FRÉJUS

15 août

<< Selon les plans d'opération de l'E.M. des forces alliées, Fréjus, après un débarquement sur "Red Beach", devait être conquise dans la journée du 15 août 1944. il n'y a que 3 km entre la plage et la cité historique, plaque tournante géographique dont le contrôle est indispensable pour élargir la tête de pont.

Mais la force d'assaut du capitaine de vaisseau Bailey, transportant le 142e Régiment d'infanterie US, se heurte au feu nourri et précis des Allemands retranchés sur la plage de "Saint-Raphaël Nord".

Plusieurs tentatives de débarquement ayant échoué, le contre-amiral américain Lewis, à 14h05, juge irréalisable la mise à terre des unités d'infanterie. Parce que les Allemands de la 242e Division d'infanterie, sous les ordres du général Baessler, sont de bons soldats, la mission initiale du 142e Régiment d'infanterie US se trouve modifiée. Le contrôle des ponts sur la rivière l'Argens ne peut être réalisé afin d'assurer la jonction avec les troupes US débarquées à La Nartelle et fonçant vers Saint-Raphaël, le long de la route côtière.

Une équipe de parachutistes est larguée sur le mont Vinaigre, point culminant du massif de l'Estérel. Elle est dotée de moyens d'observation et de transmission. Avec consternation, les hommes du commando voient les péniches de débarquement abandonner "Red Beach" et reprendre la haute mer.

Au cours de la journée du 15 août, les hommes du major général John E. Dahlquist, commandant la 36e Division d'infanterie US, atteignent, en fin de soirée, les alentours de Fréjus. Deux bataillons du 142e ont ratissé Valescure. Reste, avant de reprendre la marche en avant, à attendre le 3e Bataillon qui a 15 km de chemin à parcourir à travers le maquis de l'Estérel. Il faut modifier le plan initial. D'ailleurs, pas mal de nettoyage reste à faire dans les anciens camps militaires français de Cais et de Gallieni où quelques points d'appui ennemis résistent encore.


16 août

La progression des fantassins américains reprend dès le petit matin. On leur a expliqué que Fréjus fut fondé par Jules César, 49 ans av.J.-C., pour abriter la flotte de guerre romaineet servir d'arsenal et de base de départ aux légions. Pourquoi s'étonner que la route bordée de ruines antiques menant à cette ville, soit encombrée, en ce jour de bataille, par des blindés, des camions, tout un matériel impressionnant comme en Sicile et en Italie ? Les GI sont persuadés de refaire l'histoire à leur façon américaine.

13h55.

La base aéronavale bordant le littoral est conquise par une action vigoureuse. Des avions de liaisons et d'observation pourront désormais atterrir ; puis des bombardiers "Marauders" français (1)

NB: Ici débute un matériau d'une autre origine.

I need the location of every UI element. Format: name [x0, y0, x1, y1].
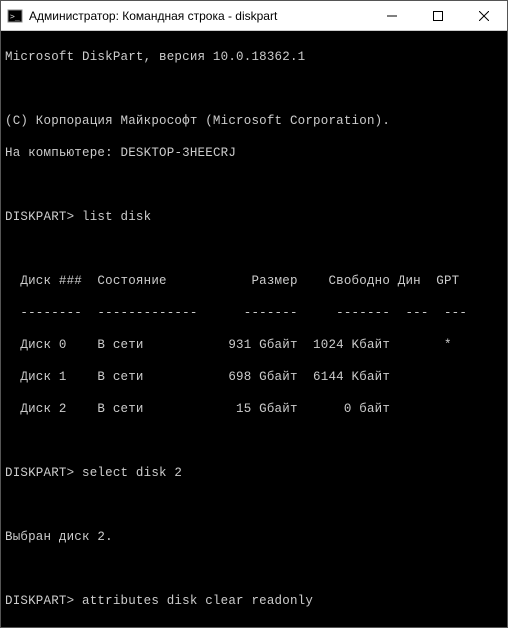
app-icon: >_ [7, 8, 23, 24]
maximize-button[interactable] [415, 1, 461, 30]
command-text: attributes disk clear readonly [82, 594, 313, 608]
blank-line [5, 433, 503, 449]
command-text: list disk [82, 210, 151, 224]
table-row: Диск 2 В сети 15 Gбайт 0 байт [5, 401, 503, 417]
prompt-line: DISKPART> attributes disk clear readonly [5, 593, 503, 609]
blank-line [5, 177, 503, 193]
table-row: Диск 0 В сети 931 Gбайт 1024 Kбайт * [5, 337, 503, 353]
blank-line [5, 497, 503, 513]
banner-line: Microsoft DiskPart, версия 10.0.18362.1 [5, 49, 503, 65]
window-title: Администратор: Командная строка - diskpa… [29, 9, 369, 23]
minimize-button[interactable] [369, 1, 415, 30]
blank-line [5, 241, 503, 257]
close-button[interactable] [461, 1, 507, 30]
computer-name: DESKTOP-3HEECRJ [121, 146, 237, 160]
prompt-line: DISKPART> list disk [5, 209, 503, 225]
computer-label: На компьютере: [5, 146, 121, 160]
prompt: DISKPART> [5, 594, 74, 608]
prompt: DISKPART> [5, 466, 74, 480]
window-titlebar: >_ Администратор: Командная строка - dis… [1, 1, 507, 31]
table-rule: -------- ------------- ------- ------- -… [5, 305, 503, 321]
window-controls [369, 1, 507, 30]
blank-line [5, 625, 503, 627]
prompt: DISKPART> [5, 210, 74, 224]
blank-line [5, 561, 503, 577]
computer-line: На компьютере: DESKTOP-3HEECRJ [5, 145, 503, 161]
copyright-line: (C) Корпорация Майкрософт (Microsoft Cor… [5, 113, 503, 129]
prompt-line: DISKPART> select disk 2 [5, 465, 503, 481]
output-line: Выбран диск 2. [5, 529, 503, 545]
svg-text:>_: >_ [10, 12, 20, 21]
blank-line [5, 81, 503, 97]
table-header: Диск ### Состояние Размер Свободно Дин G… [5, 273, 503, 289]
command-text: select disk 2 [82, 466, 182, 480]
terminal-output[interactable]: Microsoft DiskPart, версия 10.0.18362.1 … [1, 31, 507, 627]
table-row: Диск 1 В сети 698 Gбайт 6144 Kбайт [5, 369, 503, 385]
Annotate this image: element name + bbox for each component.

Le 1er Bataillon et le 3ème Bataillon du 142e Régiment d'infanterie US entrent dans Fréjus et fouillent les ruelles. La population les accueille avec joie. Les enfants sont ravis des plaquettes de chewing-gum offertes et de leur découverte d'un attirail de guerre inconnu. Quelqu'un sonne les cloches à l'église de Saint-François de Paule, le saint patron de la cité.[...] . Accompagnant la liesse populaire, des tirs sporadiques d'armes automatiques, des bruits sourds de canonnade...


17h.

Encore quelques accrochages au nord de la ville, près de la R.N. 7. Les 105 et les 155 Howitzer de l'artillerie US interviennent. Pas le temps de visiter le temple bouddhiste, cette bizarrerie dans le paysage. On se promet de revenir en touristes, la guerre achevée.


18h

Nouvelles empoignades, cette fois aux alentours du camp militaire français de Cais. Brutal pilonnage par les batteries US. Les derniers soldats allemands se rendent. Le soir du 16 août, la région de Fréjus est totalement "nettoyée". Les fantassins américains s'engagent sur les routes qui conduisent vers Brignoles
et Draguignan.

Malgré bien des incidents et quelques pertes, l'opération "Camel" s'est déroulée avec succès."(1)


RÉSULTATS DE L'OPÉRATION "CAMEL"
AU 18 AOÛT 1944
(J+3)

- 80 000 hommes et 5 000 véhicules débarqués avec approvisionnements et munitions
- 2 800 prisonniers allemands
- 800 soldats alliés hors de combat
- 3 dragueurs de mines et 2 vedettes coulés dans la baie de Fréjus.
- 1 LST coulé au Dramont.

(1)- H. Julien "Le Guide du Débarquement de Provence" (Éditions de Provence 1994) Pages 131 à 134.